Вдвоем они вынесли мангал за дверь и вернулись.
— Ну что, Рита-Маргарита? — сказал Альбертович. — Посошок нальешь?
— А там осталось? — спросил Трофимов.
— Осталось, — сказала Маргарита и принесла поднос с текилой, солью и стаканами.
— О! Супер! — обрадовался Альбертович. — Допиваем и…
Маргарита разлила по стаканам остатки текилы.
Рядом с домом снова бабахнул гром.
— За Маргариту! — сказал Илья.
— За Катю! — добавил Альбертович.
— Дякую, спасибо, — сказал Василий. — За Катю.
— И за Маргариту, и за Катю, — обобщил Арсен.
— За Чехова! — сказал Трофимов.
— Это еще почему? — удивился Альбертович.
— А хороший был писатель, — объяснил Трофимов.
— «Муму» написал, — сказал Илья.
— Нет, «Муму», кажется, другой написал, — засомневался Трофимов.
— Петя, вы еще «Муму» не проходили, — заметила ему Маргарита.
— Ладно, поехали! — сказал Альбертович. — До дна!
Все выпили.
Гром.
— Всё, Маргарита, бывай! — сказал Альбертович и приказал всем: — Уходим! По быстрому. Вася, бери свой велик.

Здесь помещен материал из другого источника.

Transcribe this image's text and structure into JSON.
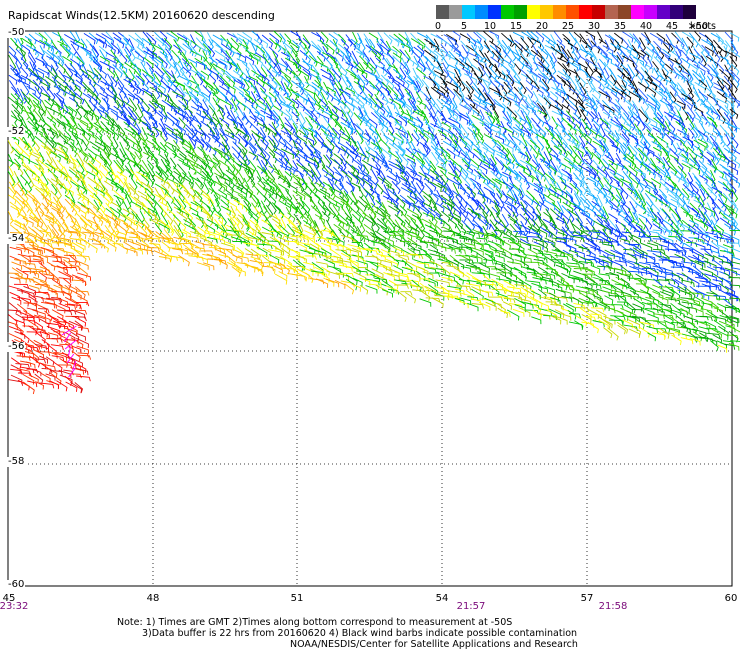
{
  "title": "Rapidscat Winds(12.5KM) 20160620 descending",
  "legend": {
    "tick_labels": [
      "0",
      "5",
      "10",
      "15",
      "20",
      "25",
      "30",
      "35",
      "40",
      "45",
      ">50"
    ],
    "unit": "knots",
    "colors": [
      "#5a5a5a",
      "#9a9a9a",
      "#00c8ff",
      "#008cff",
      "#0032ff",
      "#00c800",
      "#00a000",
      "#ffff00",
      "#ffc800",
      "#ff8c00",
      "#ff5000",
      "#ff0000",
      "#c80000",
      "#b46450",
      "#8c4628",
      "#ff00ff",
      "#c800ff",
      "#6400c8",
      "#32007a",
      "#1e003c"
    ]
  },
  "axes": {
    "lat_labels": [
      "-50",
      "-52",
      "-54",
      "-56",
      "-58",
      "-60"
    ],
    "lon_labels": [
      "45",
      "48",
      "51",
      "54",
      "57",
      "60"
    ]
  },
  "time_labels": [
    "23:32",
    "21:57",
    "21:58"
  ],
  "notes": {
    "line1": "Note: 1) Times are GMT 2)Times along bottom correspond to measurement at -50S",
    "line2": "3)Data buffer is 22 hrs from 20160620 4) Black wind barbs indicate possible contamination",
    "line3": "NOAA/NESDIS/Center for Satellite Applications and Research"
  }
}
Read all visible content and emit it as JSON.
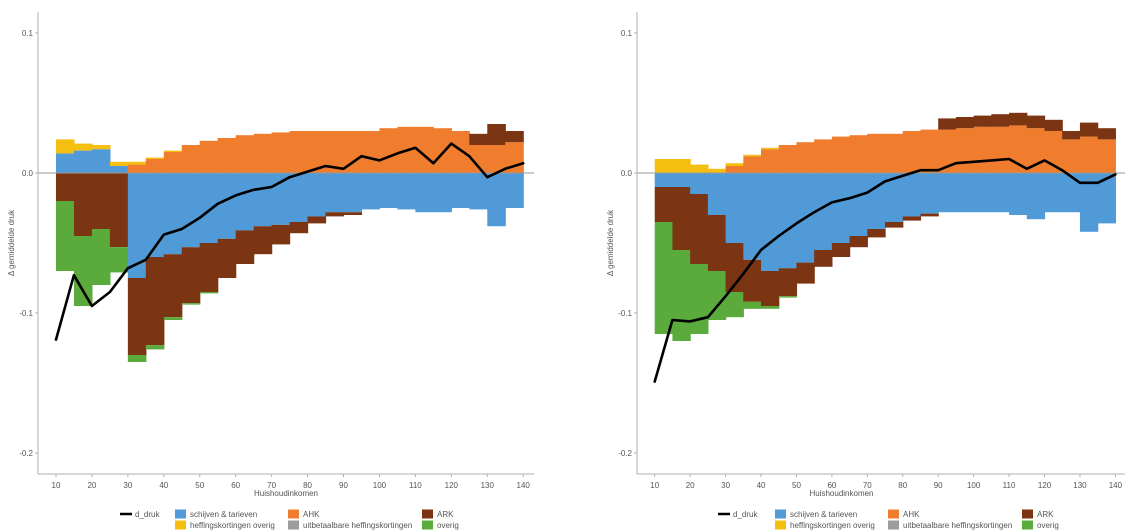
{
  "chart_data": [
    {
      "type": "area",
      "xlabel": "Huishoudinkomen",
      "ylabel": "Δ gemiddelde druk",
      "xlim": [
        5,
        143
      ],
      "ylim": [
        -0.215,
        0.115
      ],
      "xticks": [
        10,
        20,
        30,
        40,
        50,
        60,
        70,
        80,
        90,
        100,
        110,
        120,
        130,
        140
      ],
      "yticks": [
        -0.2,
        -0.1,
        0.0,
        0.1
      ],
      "ytick_labels": [
        "-0.2",
        "-0.1",
        "0.0",
        "0.1"
      ],
      "x": [
        12.5,
        17.5,
        22.5,
        27.5,
        32.5,
        37.5,
        42.5,
        47.5,
        52.5,
        57.5,
        62.5,
        67.5,
        72.5,
        77.5,
        82.5,
        87.5,
        92.5,
        97.5,
        102.5,
        107.5,
        112.5,
        117.5,
        122.5,
        127.5,
        132.5,
        137.5
      ],
      "series": [
        {
          "name": "schijven & tarieven",
          "values": [
            0.014,
            0.016,
            0.017,
            0.005,
            -0.075,
            -0.06,
            -0.058,
            -0.053,
            -0.05,
            -0.047,
            -0.041,
            -0.038,
            -0.037,
            -0.035,
            -0.031,
            -0.028,
            -0.028,
            -0.026,
            -0.025,
            -0.026,
            -0.028,
            -0.028,
            -0.025,
            -0.026,
            -0.038,
            -0.025
          ]
        },
        {
          "name": "AHK",
          "values": [
            0.0,
            0.0,
            0.0,
            0.0,
            0.006,
            0.01,
            0.015,
            0.02,
            0.023,
            0.025,
            0.027,
            0.028,
            0.029,
            0.03,
            0.03,
            0.03,
            0.03,
            0.03,
            0.032,
            0.033,
            0.033,
            0.032,
            0.03,
            0.02,
            0.02,
            0.022
          ]
        },
        {
          "name": "ARK",
          "values": [
            -0.02,
            -0.045,
            -0.04,
            -0.053,
            -0.055,
            -0.063,
            -0.045,
            -0.04,
            -0.035,
            -0.028,
            -0.024,
            -0.02,
            -0.014,
            -0.008,
            -0.005,
            -0.003,
            -0.002,
            0.0,
            0.0,
            0.0,
            0.0,
            0.0,
            0.0,
            0.008,
            0.015,
            0.008
          ]
        },
        {
          "name": "heffingskortingen overig",
          "values": [
            0.01,
            0.005,
            0.003,
            0.003,
            0.002,
            0.001,
            0.001,
            0.0,
            0.0,
            0.0,
            0.0,
            0.0,
            0.0,
            0.0,
            0.0,
            0.0,
            0.0,
            0.0,
            0.0,
            0.0,
            0.0,
            0.0,
            0.0,
            0.0,
            0.0,
            0.0
          ]
        },
        {
          "name": "uitbetaalbare heffingskortingen",
          "values": [
            0.0,
            0.0,
            0.0,
            0.0,
            0.0,
            0.0,
            0.0,
            0.0,
            0.0,
            0.0,
            0.0,
            0.0,
            0.0,
            0.0,
            0.0,
            0.0,
            0.0,
            0.0,
            0.0,
            0.0,
            0.0,
            0.0,
            0.0,
            0.0,
            0.0,
            0.0
          ]
        },
        {
          "name": "overig",
          "values": [
            -0.05,
            -0.05,
            -0.04,
            -0.018,
            -0.005,
            -0.003,
            -0.002,
            -0.001,
            -0.001,
            0.0,
            0.0,
            0.0,
            0.0,
            0.0,
            0.0,
            0.0,
            0.0,
            0.0,
            0.0,
            0.0,
            0.0,
            0.0,
            0.0,
            0.0,
            0.0,
            0.0
          ]
        }
      ],
      "line": {
        "name": "d_druk",
        "x": [
          10,
          15,
          20,
          25,
          30,
          35,
          40,
          45,
          50,
          55,
          60,
          65,
          70,
          75,
          80,
          85,
          90,
          95,
          100,
          105,
          110,
          115,
          120,
          125,
          130,
          135,
          140
        ],
        "values": [
          -0.119,
          -0.073,
          -0.095,
          -0.085,
          -0.068,
          -0.062,
          -0.044,
          -0.04,
          -0.032,
          -0.022,
          -0.016,
          -0.012,
          -0.01,
          -0.003,
          0.001,
          0.005,
          0.003,
          0.012,
          0.009,
          0.014,
          0.018,
          0.007,
          0.021,
          0.012,
          -0.003,
          0.003,
          0.007
        ]
      }
    },
    {
      "type": "area",
      "xlabel": "Huishoudinkomen",
      "ylabel": "Δ gemiddelde druk",
      "xlim": [
        5,
        143
      ],
      "ylim": [
        -0.215,
        0.115
      ],
      "xticks": [
        10,
        20,
        30,
        40,
        50,
        60,
        70,
        80,
        90,
        100,
        110,
        120,
        130,
        140
      ],
      "yticks": [
        -0.2,
        -0.1,
        0.0,
        0.1
      ],
      "ytick_labels": [
        "-0.2",
        "-0.1",
        "0.0",
        "0.1"
      ],
      "x": [
        12.5,
        17.5,
        22.5,
        27.5,
        32.5,
        37.5,
        42.5,
        47.5,
        52.5,
        57.5,
        62.5,
        67.5,
        72.5,
        77.5,
        82.5,
        87.5,
        92.5,
        97.5,
        102.5,
        107.5,
        112.5,
        117.5,
        122.5,
        127.5,
        132.5,
        137.5
      ],
      "series": [
        {
          "name": "schijven & tarieven",
          "values": [
            -0.01,
            -0.01,
            -0.015,
            -0.03,
            -0.05,
            -0.062,
            -0.07,
            -0.068,
            -0.064,
            -0.055,
            -0.05,
            -0.045,
            -0.04,
            -0.035,
            -0.031,
            -0.029,
            -0.028,
            -0.028,
            -0.028,
            -0.028,
            -0.03,
            -0.033,
            -0.028,
            -0.028,
            -0.042,
            -0.036
          ]
        },
        {
          "name": "AHK",
          "values": [
            0.0,
            0.0,
            0.0,
            0.0,
            0.005,
            0.012,
            0.017,
            0.02,
            0.022,
            0.024,
            0.026,
            0.027,
            0.028,
            0.028,
            0.03,
            0.031,
            0.031,
            0.032,
            0.033,
            0.033,
            0.034,
            0.032,
            0.03,
            0.024,
            0.026,
            0.024
          ]
        },
        {
          "name": "ARK",
          "values": [
            -0.025,
            -0.045,
            -0.05,
            -0.04,
            -0.035,
            -0.03,
            -0.025,
            -0.02,
            -0.015,
            -0.012,
            -0.01,
            -0.008,
            -0.006,
            -0.004,
            -0.003,
            -0.002,
            0.008,
            0.008,
            0.008,
            0.009,
            0.009,
            0.009,
            0.008,
            0.006,
            0.01,
            0.008
          ]
        },
        {
          "name": "heffingskortingen overig",
          "values": [
            0.01,
            0.01,
            0.006,
            0.003,
            0.002,
            0.001,
            0.001,
            0.0,
            0.0,
            0.0,
            0.0,
            0.0,
            0.0,
            0.0,
            0.0,
            0.0,
            0.0,
            0.0,
            0.0,
            0.0,
            0.0,
            0.0,
            0.0,
            0.0,
            0.0,
            0.0
          ]
        },
        {
          "name": "uitbetaalbare heffingskortingen",
          "values": [
            0.0,
            0.0,
            0.0,
            0.0,
            0.0,
            0.0,
            0.0,
            0.0,
            0.0,
            0.0,
            0.0,
            0.0,
            0.0,
            0.0,
            0.0,
            0.0,
            0.0,
            0.0,
            0.0,
            0.0,
            0.0,
            0.0,
            0.0,
            0.0,
            0.0,
            0.0
          ]
        },
        {
          "name": "overig",
          "values": [
            -0.08,
            -0.065,
            -0.05,
            -0.035,
            -0.018,
            -0.005,
            -0.002,
            -0.001,
            0.0,
            0.0,
            0.0,
            0.0,
            0.0,
            0.0,
            0.0,
            0.0,
            0.0,
            0.0,
            0.0,
            0.0,
            0.0,
            0.0,
            0.0,
            0.0,
            0.0,
            0.0
          ]
        }
      ],
      "line": {
        "name": "d_druk",
        "x": [
          10,
          15,
          20,
          25,
          30,
          35,
          40,
          45,
          50,
          55,
          60,
          65,
          70,
          75,
          80,
          85,
          90,
          95,
          100,
          105,
          110,
          115,
          120,
          125,
          130,
          135,
          140
        ],
        "values": [
          -0.149,
          -0.105,
          -0.106,
          -0.103,
          -0.088,
          -0.072,
          -0.055,
          -0.045,
          -0.036,
          -0.028,
          -0.021,
          -0.018,
          -0.014,
          -0.006,
          -0.002,
          0.002,
          0.002,
          0.007,
          0.008,
          0.009,
          0.01,
          0.003,
          0.009,
          0.002,
          -0.007,
          -0.007,
          -0.001
        ]
      }
    }
  ],
  "legend": {
    "items": [
      {
        "label": "d_druk",
        "color": "#000000",
        "kind": "line"
      },
      {
        "label": "schijven & tarieven",
        "color": "#4f9ad7",
        "kind": "box"
      },
      {
        "label": "AHK",
        "color": "#f07d2e",
        "kind": "box"
      },
      {
        "label": "ARK",
        "color": "#7b3512",
        "kind": "box"
      },
      {
        "label": "heffingskortingen overig",
        "color": "#f5bf10",
        "kind": "box"
      },
      {
        "label": "uitbetaalbare heffingskortingen",
        "color": "#9c9c9c",
        "kind": "box"
      },
      {
        "label": "overig",
        "color": "#5aaa3c",
        "kind": "box"
      }
    ]
  },
  "colors": {
    "schijven & tarieven": "#4f9ad7",
    "AHK": "#f07d2e",
    "ARK": "#7b3512",
    "heffingskortingen overig": "#f5bf10",
    "uitbetaalbare heffingskortingen": "#9c9c9c",
    "overig": "#5aaa3c",
    "line": "#000000",
    "zero_line": "#9a9a9a",
    "axis": "#b0b0b0",
    "text": "#555555"
  }
}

— А куды мне? — сказал Василий. — Мне некуды…
Сергей взял велосипед и пошел к выходу:
— Ничё не знаю. Все уходим! Маргарита, Катя на какой вокзал приезжает?
— На Курский, — ответила Маргарита.
— Ну вот, Вася, ночуешь на Курском, утром дочку встретишь.
— Маргарита, — сказал Арсен, — ресторан «Севан», в любой время. Такой сделаю табака!
Выталкивая всех за дверь, Альбертович сказал Арсену:
— Пошли, пошли! Я те сделаю табака!
Закрыв за ними дверь, Маргарита оглядела беспорядок в квартире:
— Боже мой! Еще уборка! Нет моих сил…
И села на диван.
Снова шарахнул гром.
Маргарита выключила свет и калачиком устроилась на диване.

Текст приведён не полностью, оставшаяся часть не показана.